Há questões que são escolhas políticas. Por exemplo, as políticas para desacelerar o ritmo, que foram adotadas no mercado imobiliário. A economia, estruturalmente, cresce menos e vai crescer menos daqui para frente. No meio disso tudo, um governo genuinamente meio perdido, lidando com um problema gravíssimo de desconfiança em relação à economia. Temos de levar em consideração o fato de, em uma economia que globalmente cresce menos, o novo normal é crescer menos. E se a China forçar a barra na direção contrária, isso pode gerar desequilíbrio, inflação e problema de confiança.

Como esse quadro afeta a vida dos investidores, particularmente dos brasileiros?

O atual cenário chinês é muito delicado, por exemplo, para empresas como a Vale. A China vai continuar consumindo minério, mas o motor dessa economia engasgou um pouco. O fato é que exportadoras brasileiras, como a Vale, não vão nadar de braçada como no passado. Talvez os chineses também consumam menos proteína, o que influenciaria os grandes frigoríficos brasileiros. Isso não quer dizer que os chineses vão deixar de comprar proteínas. Estamos falando de um processo de moderação no consumo de diversos itens, não de reversão.

Há outros aspectos que devem ser observados pelos investidores?

O que acontece na China é uma questão no cenário internacional, que tem ficado mais difícil. O investidor pessoa física tem menos acesso a informações e deve entender que tem muito canto da sereia. Se você não entende de determinado mercado, minha sugestão é que tente se informar com quem entende de fato. Não adianta querer fazer movimentos apenas por conta do que está acontecendo na China e as consequentes oscilações, porque cada um tem o seu tipo de propensão de risco, tem uma carteira para cada momento.

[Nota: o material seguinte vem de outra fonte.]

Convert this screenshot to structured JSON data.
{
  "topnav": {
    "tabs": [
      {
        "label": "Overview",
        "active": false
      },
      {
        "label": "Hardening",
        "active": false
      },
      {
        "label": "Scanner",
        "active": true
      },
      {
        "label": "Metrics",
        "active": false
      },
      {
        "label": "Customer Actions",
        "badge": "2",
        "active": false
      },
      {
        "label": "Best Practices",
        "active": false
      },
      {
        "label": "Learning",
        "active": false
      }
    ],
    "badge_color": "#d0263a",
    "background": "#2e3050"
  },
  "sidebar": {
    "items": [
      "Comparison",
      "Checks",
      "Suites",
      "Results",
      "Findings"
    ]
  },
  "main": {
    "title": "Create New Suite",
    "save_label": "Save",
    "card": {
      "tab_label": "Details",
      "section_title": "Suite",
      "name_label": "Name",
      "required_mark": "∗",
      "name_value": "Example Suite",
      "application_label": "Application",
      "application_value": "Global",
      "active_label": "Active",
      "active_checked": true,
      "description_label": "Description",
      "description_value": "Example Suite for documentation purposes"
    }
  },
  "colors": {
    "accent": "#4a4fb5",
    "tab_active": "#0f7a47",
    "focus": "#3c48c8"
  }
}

Qual é a sua recomendação?

Para mim, antes de pensar em acompanhar o que acontece na China e como isso afeta os investimentos, é preciso entender que preços de ativos oscilam e isso exige sangue frio para entender que são movimentos naturais. Tenha claro que há diferença entre operar com volatilidade no longo e no curto prazo. Em outras palavras, não dá para operar day trade como se estivesse no longo prazo e vice-versa.

Você também estuda a Argentina. A economia do país vai de mal a pior. Levando-se em consideração o tamanho da economia argentina e a perspectiva de eleição de um candidato da direita radical, é possível traçar algum cenário?

Existe uma perspectiva alta de que vitória do Javier Milei vai gerar problemas no curto prazo, com ondas de choque na América Latina. Mas a cadeira disciplina. Há diferença entre o que [os candidatos] falam e o que fazem quando precisam tomar decisões. O que me preocupa é que ele parece ser louco o suficiente para quebrar a cadeira, ou seja, mais fora da casinha do que o recomendado.